All synthetases that compose the different MSCs were counted, reaching a sum of 31 occurrences. Among these, it has already been pointed out the excess (3/4) of class I enzymes (just 8 class II). It is now realized that this corresponds to the excess of central A and central U attributions (just 7 central G and central C). A possible rationale, merely quantitative, would be that the aggregation into the MSC would be of help to the synthetase activity via stabilization inside the MSC. It is not possible to detail suggestions on the mechanisms since there is only the hint given by the known low ΔG of the central A:U dimers. The stabilization would be of help also in view of the relative isolation of the two small central A:U subnetworks, relative to the tight integration of the central G:C single network.

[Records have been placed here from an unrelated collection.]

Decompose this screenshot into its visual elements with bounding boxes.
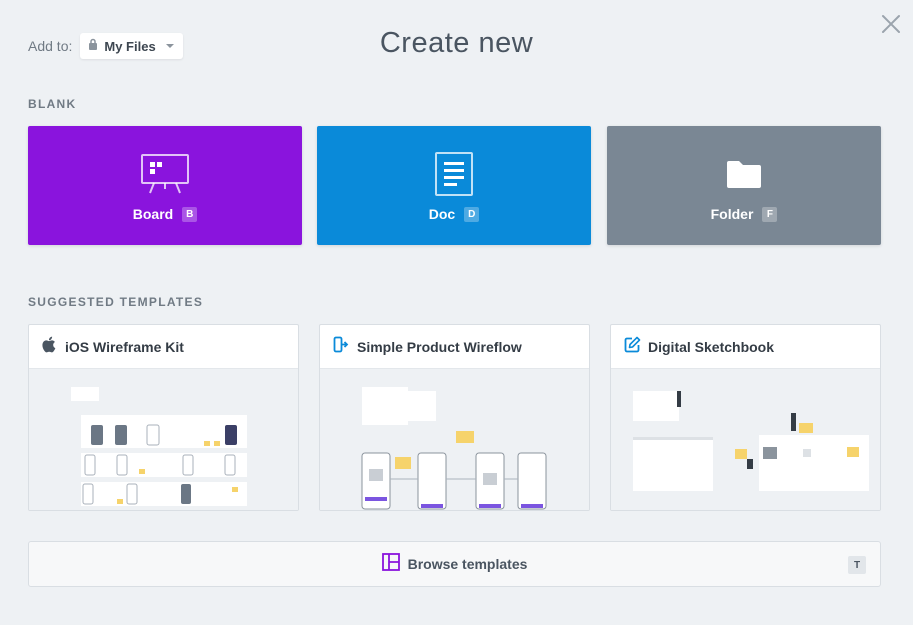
folder-icon — [725, 152, 763, 196]
doc-label: Doc — [428, 206, 456, 222]
template-card-simple-product-wireflow[interactable]: Simple Product Wireflow — [319, 324, 590, 511]
board-label: Board — [132, 206, 174, 222]
template-preview — [320, 369, 589, 510]
browse-templates-label: Browse templates — [407, 556, 528, 572]
blank-section-label: BLANK — [28, 97, 77, 111]
template-preview — [611, 369, 880, 510]
wireflow-icon — [333, 336, 350, 358]
folder-shortcut-badge: F — [762, 206, 778, 222]
close-button[interactable] — [879, 12, 903, 36]
board-icon — [140, 152, 190, 196]
browse-shortcut-badge: T — [848, 556, 866, 574]
edit-icon — [624, 336, 641, 358]
new-board-card[interactable]: Board B — [28, 126, 302, 245]
browse-templates-button[interactable]: Browse templates T — [28, 541, 881, 587]
close-icon — [882, 15, 900, 33]
new-folder-card[interactable]: Folder F — [607, 126, 881, 245]
template-card-ios-wireframe-kit[interactable]: iOS Wireframe Kit — [28, 324, 299, 511]
doc-shortcut-badge: D — [464, 206, 480, 222]
template-card-digital-sketchbook[interactable]: Digital Sketchbook — [610, 324, 881, 511]
new-doc-card[interactable]: Doc D — [317, 126, 591, 245]
page-title: Create new — [379, 27, 534, 59]
template-title: Digital Sketchbook — [648, 338, 775, 355]
templates-section-label: SUGGESTED TEMPLATES — [28, 295, 204, 309]
doc-icon — [434, 152, 474, 196]
template-title: Simple Product Wireflow — [357, 338, 522, 355]
board-shortcut-badge: B — [182, 206, 198, 222]
template-title: iOS Wireframe Kit — [65, 338, 184, 355]
apple-icon — [42, 336, 58, 358]
folder-label: Folder — [710, 206, 754, 222]
template-layout-icon — [381, 552, 400, 576]
template-preview — [29, 369, 298, 510]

The scarcity of the central G:C attributions is not easy to explain, even making room for suspicion on the organization of the mixed principal dinucleotide sector. The enzymes lacking in the MSCs correspond mostly to module 3. There are five among the eight synthetases of the central G and C kind missing from the MSCs, GACWT, the last four belonging to module 3 (50%), while there are only three missing among the 12 of the central A and U kind (25%). Module 3 is also the only one not showing an independent evidence of the organization based on anticodon pairs (Fig. 1). On the contrary, the termination codes are distributed along the NYA hemi-row, which have given room to the proposition of the ‘windmill’ organization, with different topologies for the modules between the two sectors (17).

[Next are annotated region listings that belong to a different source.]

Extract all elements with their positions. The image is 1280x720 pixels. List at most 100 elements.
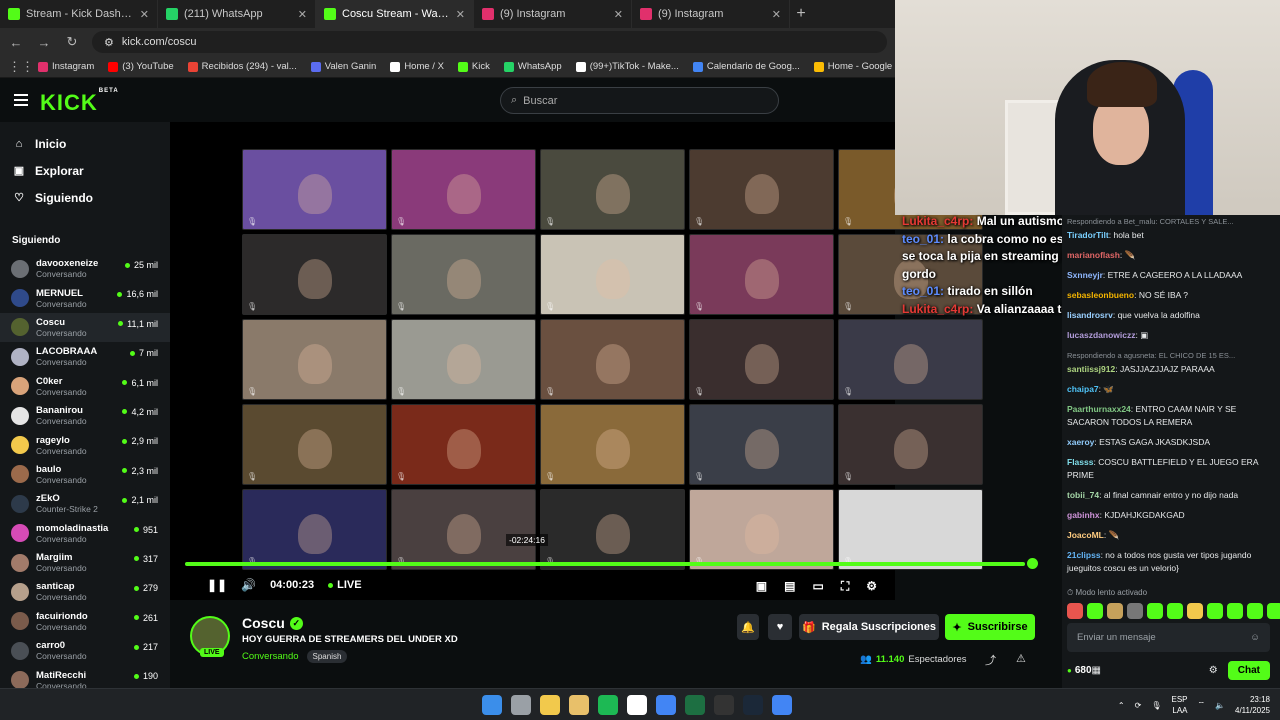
emote-icon[interactable]: [1127, 603, 1143, 619]
gift-subs-button[interactable]: 🎁 Regala Suscripciones: [799, 614, 939, 640]
steam-icon[interactable]: [743, 695, 763, 715]
menu-icon[interactable]: [14, 94, 28, 106]
app-icon[interactable]: [627, 695, 647, 715]
chat-username[interactable]: Paarthurnaxx24: [1067, 404, 1131, 414]
emote-icon[interactable]: [1067, 603, 1083, 619]
chat-username[interactable]: gabinhx: [1067, 510, 1100, 520]
chat-username[interactable]: santiissj912: [1067, 364, 1115, 374]
spotify-icon[interactable]: [598, 695, 618, 715]
followed-channel[interactable]: rageylo Conversando 2,9 mil: [0, 430, 170, 459]
chat-username[interactable]: 21clipss: [1067, 550, 1101, 560]
share-icon[interactable]: ⤴: [985, 652, 996, 668]
apps-grid-icon[interactable]: ⋮⋮: [8, 59, 34, 75]
followed-channel[interactable]: C0ker Conversando 6,1 mil: [0, 372, 170, 401]
chat-send-button[interactable]: Chat: [1227, 660, 1270, 680]
browser-tab[interactable]: (211) WhatsApp ✕: [158, 0, 316, 28]
chat-username[interactable]: lisandrosrv: [1067, 310, 1113, 320]
emote-icon[interactable]: [1107, 603, 1123, 619]
epic-games-icon[interactable]: [714, 695, 734, 715]
subscribe-button[interactable]: ✦ Suscribirse: [945, 614, 1035, 640]
chat-username[interactable]: sebasleonbueno: [1067, 290, 1134, 300]
emote-icon[interactable]: [1227, 603, 1243, 619]
chevron-up-icon[interactable]: ⌃: [1118, 701, 1125, 710]
network-icon[interactable]: ⟳: [1135, 701, 1142, 710]
report-icon[interactable]: ⚠: [1016, 652, 1026, 665]
followed-channel[interactable]: MERNUEL Conversando 16,6 mil: [0, 283, 170, 312]
emote-icon[interactable]: [1207, 603, 1223, 619]
nav-item-explorar[interactable]: ▣ Explorar: [0, 157, 170, 184]
fullscreen-icon[interactable]: ⛶: [841, 579, 849, 594]
bookmark[interactable]: Kick: [457, 61, 490, 72]
browser-tab[interactable]: Stream - Kick Dashboard ✕: [0, 0, 158, 28]
followed-channel[interactable]: baulo Conversando 2,3 mil: [0, 460, 170, 489]
chat-username[interactable]: marianoflash: [1067, 250, 1120, 260]
bookmark[interactable]: (99+)TikTok - Make...: [575, 61, 679, 72]
bookmark[interactable]: WhatsApp: [503, 61, 562, 72]
chat-username[interactable]: chaipa7: [1067, 384, 1099, 394]
settings-icon[interactable]: ⚙: [866, 579, 877, 594]
streamer-name[interactable]: Coscu ✓: [242, 615, 303, 631]
bookmark[interactable]: Home - Google Drive: [813, 61, 895, 72]
followed-channel[interactable]: Coscu Conversando 11,1 mil: [0, 312, 170, 343]
bookmark[interactable]: Home / X: [390, 61, 444, 72]
emote-icon[interactable]: [1247, 603, 1263, 619]
followed-channel[interactable]: LACOBRAAA Conversando 7 mil: [0, 342, 170, 371]
followed-channel[interactable]: momoladinastia Conversando 951: [0, 519, 170, 548]
excel-icon[interactable]: [685, 695, 705, 715]
bookmark[interactable]: Recibidos (294) - val...: [187, 61, 297, 72]
store-icon[interactable]: ▦: [1092, 665, 1101, 676]
bookmark[interactable]: (3) YouTube: [108, 61, 174, 72]
url-field[interactable]: ⚙ kick.com/coscu: [92, 31, 887, 53]
pause-icon[interactable]: ❚❚: [207, 578, 227, 592]
chat-username[interactable]: tobii_74: [1067, 490, 1099, 500]
kick-logo[interactable]: KICKBETA: [40, 88, 119, 116]
video-player[interactable]: 🎙🎙🎙🎙🎙🎙🎙🎙🎙🎙🎙🎙🎙🎙🎙🎙🎙🎙🎙🎙🎙🎙🎙🎙🎙 -02:24:16 ❚❚ 🔊…: [170, 122, 1038, 600]
new-tab-button[interactable]: +: [790, 0, 812, 28]
seek-knob[interactable]: [1027, 558, 1038, 569]
emoji-icon[interactable]: ☺: [1250, 632, 1260, 643]
nav-item-inicio[interactable]: ⌂ Inicio: [0, 130, 170, 157]
followed-channel[interactable]: facuiriondo Conversando 261: [0, 607, 170, 636]
stream-category[interactable]: Conversando: [242, 651, 299, 662]
file-explorer-icon[interactable]: [540, 695, 560, 715]
emote-icon[interactable]: [1267, 603, 1280, 619]
clock[interactable]: 23:18 4/11/2025: [1235, 694, 1270, 716]
bookmark[interactable]: Instagram: [38, 61, 94, 72]
followed-channel[interactable]: Bananirou Conversando 4,2 mil: [0, 401, 170, 430]
emote-icon[interactable]: [1187, 603, 1203, 619]
windows-start-icon[interactable]: [482, 695, 502, 715]
nav-item-siguiendo[interactable]: ♡ Siguiendo: [0, 184, 170, 211]
volume-icon[interactable]: 🔊: [241, 578, 256, 592]
close-tab-icon[interactable]: ✕: [456, 8, 465, 21]
reload-icon[interactable]: ↻: [64, 34, 80, 50]
chat-username[interactable]: JoacoML: [1067, 530, 1104, 540]
browser-tab[interactable]: (9) Instagram ✕: [632, 0, 790, 28]
pip-icon[interactable]: ▭: [812, 579, 823, 594]
chrome-icon[interactable]: [656, 695, 676, 715]
forward-icon[interactable]: →: [36, 35, 52, 50]
mic-icon[interactable]: 🎙: [1151, 701, 1161, 710]
wifi-icon[interactable]: ⌔: [1198, 700, 1206, 710]
language-indicator[interactable]: ESP LAA: [1171, 694, 1187, 716]
close-tab-icon[interactable]: ✕: [140, 8, 149, 21]
followed-channel[interactable]: davooxeneize Conversando 25 mil: [0, 254, 170, 283]
bookmark[interactable]: Valen Ganin: [310, 61, 376, 72]
emote-icon[interactable]: [1167, 603, 1183, 619]
notifications-button[interactable]: 🔔: [737, 614, 759, 640]
emote-icon[interactable]: [1087, 603, 1103, 619]
followed-channel[interactable]: santicap Conversando 279: [0, 577, 170, 606]
followed-channel[interactable]: zEkO Counter-Strike 2 2,1 mil: [0, 489, 170, 518]
language-tag[interactable]: Spanish: [306, 650, 348, 663]
close-tab-icon[interactable]: ✕: [614, 8, 623, 21]
seek-bar[interactable]: [185, 562, 1025, 566]
chat-username[interactable]: Sxnneyjr: [1067, 270, 1103, 280]
search-input[interactable]: ⌕ Buscar: [500, 87, 779, 114]
close-tab-icon[interactable]: ✕: [298, 8, 307, 21]
bookmark[interactable]: Calendario de Goog...: [692, 61, 800, 72]
emote-icon[interactable]: [1147, 603, 1163, 619]
clip-icon[interactable]: ▣: [756, 579, 767, 594]
task-view-icon[interactable]: [511, 695, 531, 715]
chat-username[interactable]: TiradorTilt: [1067, 230, 1109, 240]
back-icon[interactable]: ←: [8, 35, 24, 50]
close-tab-icon[interactable]: ✕: [772, 8, 781, 21]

Such kinds of aggregate cytoplasmic organizations are usually interpreted as having the function of bypassing the need for transcriptional or translational regulation, therewith providing for quick and strong responses to necessities of the material stored in the aggregates. Some of the material stored may be used as such, which is the case of tRNAs and synthetases when they are recruited for the translational function. The model says that tRNAs would not be naked but associated with proteins: They would leave the MSC as aminoacyl-tRNA already in association with EF1A, and after the translational function, they leave the ribosomes in association with synthetases and get into the MSC again. The MSC aggregate may therefore have a dynamic and variable constitution, so that it is not expected to present precise stoichiometry.

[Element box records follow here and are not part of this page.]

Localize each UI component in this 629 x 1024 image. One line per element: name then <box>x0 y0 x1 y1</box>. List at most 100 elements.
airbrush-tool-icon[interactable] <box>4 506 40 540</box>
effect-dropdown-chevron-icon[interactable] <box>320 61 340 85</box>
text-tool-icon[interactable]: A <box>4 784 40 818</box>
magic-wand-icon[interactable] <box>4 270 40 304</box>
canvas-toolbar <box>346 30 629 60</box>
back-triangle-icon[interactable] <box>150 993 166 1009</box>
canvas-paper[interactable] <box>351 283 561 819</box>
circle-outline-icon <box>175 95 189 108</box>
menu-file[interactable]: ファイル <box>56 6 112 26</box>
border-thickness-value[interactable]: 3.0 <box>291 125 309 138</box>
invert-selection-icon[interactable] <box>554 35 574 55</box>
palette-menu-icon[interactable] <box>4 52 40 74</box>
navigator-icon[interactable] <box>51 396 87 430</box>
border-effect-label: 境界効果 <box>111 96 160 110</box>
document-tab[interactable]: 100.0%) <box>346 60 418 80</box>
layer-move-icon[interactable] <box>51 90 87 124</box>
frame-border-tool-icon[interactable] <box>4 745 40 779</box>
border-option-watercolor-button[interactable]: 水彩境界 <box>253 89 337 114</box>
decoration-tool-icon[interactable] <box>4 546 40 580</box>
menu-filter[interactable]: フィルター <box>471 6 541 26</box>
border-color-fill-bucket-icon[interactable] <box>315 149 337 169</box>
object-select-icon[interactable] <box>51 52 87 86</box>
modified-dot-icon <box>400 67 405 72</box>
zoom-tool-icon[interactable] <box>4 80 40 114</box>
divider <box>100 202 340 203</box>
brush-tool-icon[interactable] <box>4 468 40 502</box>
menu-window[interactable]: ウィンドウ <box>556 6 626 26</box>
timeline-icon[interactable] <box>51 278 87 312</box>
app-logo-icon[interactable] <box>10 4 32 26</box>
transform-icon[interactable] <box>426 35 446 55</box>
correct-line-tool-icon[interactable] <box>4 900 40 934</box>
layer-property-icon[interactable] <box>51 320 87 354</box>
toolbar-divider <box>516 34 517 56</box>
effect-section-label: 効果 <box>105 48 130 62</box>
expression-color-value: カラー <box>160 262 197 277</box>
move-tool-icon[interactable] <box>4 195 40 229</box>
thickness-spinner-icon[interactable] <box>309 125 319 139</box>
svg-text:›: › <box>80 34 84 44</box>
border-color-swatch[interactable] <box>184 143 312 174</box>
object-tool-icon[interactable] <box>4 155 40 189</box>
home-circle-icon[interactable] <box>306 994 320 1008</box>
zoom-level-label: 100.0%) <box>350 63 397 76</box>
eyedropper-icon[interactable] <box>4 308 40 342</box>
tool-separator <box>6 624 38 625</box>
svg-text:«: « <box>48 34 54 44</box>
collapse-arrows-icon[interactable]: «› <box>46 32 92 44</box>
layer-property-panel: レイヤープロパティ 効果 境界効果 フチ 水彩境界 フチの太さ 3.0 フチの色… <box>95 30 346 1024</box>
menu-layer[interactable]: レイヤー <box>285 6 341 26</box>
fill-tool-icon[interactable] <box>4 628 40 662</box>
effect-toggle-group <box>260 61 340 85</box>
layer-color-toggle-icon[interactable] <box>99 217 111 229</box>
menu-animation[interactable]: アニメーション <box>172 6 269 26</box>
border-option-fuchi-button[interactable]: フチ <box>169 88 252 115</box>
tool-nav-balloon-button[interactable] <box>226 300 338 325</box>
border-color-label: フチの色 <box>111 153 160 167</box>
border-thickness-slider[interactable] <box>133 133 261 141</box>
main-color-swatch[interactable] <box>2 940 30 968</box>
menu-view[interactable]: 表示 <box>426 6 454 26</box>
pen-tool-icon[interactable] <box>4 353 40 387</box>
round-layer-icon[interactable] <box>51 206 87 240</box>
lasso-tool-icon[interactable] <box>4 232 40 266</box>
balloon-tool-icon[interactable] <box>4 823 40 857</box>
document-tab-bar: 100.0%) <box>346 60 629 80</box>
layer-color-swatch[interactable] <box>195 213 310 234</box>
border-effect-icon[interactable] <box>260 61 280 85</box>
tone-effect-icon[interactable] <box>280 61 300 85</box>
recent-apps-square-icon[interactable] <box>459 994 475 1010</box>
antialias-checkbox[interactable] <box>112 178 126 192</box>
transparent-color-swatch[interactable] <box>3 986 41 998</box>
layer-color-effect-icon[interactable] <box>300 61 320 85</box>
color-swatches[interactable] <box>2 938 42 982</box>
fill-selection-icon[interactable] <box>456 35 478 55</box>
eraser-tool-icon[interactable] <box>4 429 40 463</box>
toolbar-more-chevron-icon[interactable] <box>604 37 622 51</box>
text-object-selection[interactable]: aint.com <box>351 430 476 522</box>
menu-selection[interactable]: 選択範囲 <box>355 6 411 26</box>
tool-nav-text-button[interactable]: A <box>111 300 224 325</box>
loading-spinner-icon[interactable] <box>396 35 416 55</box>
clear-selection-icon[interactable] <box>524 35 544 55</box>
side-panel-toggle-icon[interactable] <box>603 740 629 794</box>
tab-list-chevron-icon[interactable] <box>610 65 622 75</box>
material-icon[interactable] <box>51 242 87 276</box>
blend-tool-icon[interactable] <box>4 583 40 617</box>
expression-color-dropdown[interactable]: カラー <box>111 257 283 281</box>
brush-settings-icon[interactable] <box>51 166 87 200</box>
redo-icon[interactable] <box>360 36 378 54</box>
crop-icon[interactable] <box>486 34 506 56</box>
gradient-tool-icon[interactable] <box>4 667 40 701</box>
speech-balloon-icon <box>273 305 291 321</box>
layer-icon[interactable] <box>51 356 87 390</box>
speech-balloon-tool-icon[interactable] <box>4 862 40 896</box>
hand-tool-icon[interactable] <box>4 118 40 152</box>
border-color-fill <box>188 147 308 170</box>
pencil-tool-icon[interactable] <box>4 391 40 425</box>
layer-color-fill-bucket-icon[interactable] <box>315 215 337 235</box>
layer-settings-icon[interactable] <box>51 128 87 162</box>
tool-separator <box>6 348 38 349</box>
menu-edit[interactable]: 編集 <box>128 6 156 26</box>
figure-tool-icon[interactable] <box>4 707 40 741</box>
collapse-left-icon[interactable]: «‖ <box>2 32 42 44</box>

Other functions of synthetases that participate in MSC are non-translational and much varied, a large part of them related to fragments of their proteolytic processing. It is said that these would depend on the release of the synthetases from the MSC so that they could be activated, meaning that the enzymes integrated into the MSC would be in a precursor form with respect to the non-translational function (Fang and Guo 2017; Ognjenović and Simonović 2017). The same might be said of the tRNAs, whose fragments may acquire different functions (Balatti et al. 2017; Keam et al. 2017; Millán et al. 2016; Schimmel 2017). While not being able to rationalize in detail the whole set of functional qualities compiled until now, a generic homeostatic participation of the MSC materials is proposed. It is typical of complex systems to offer challenges to explanatory endeavors.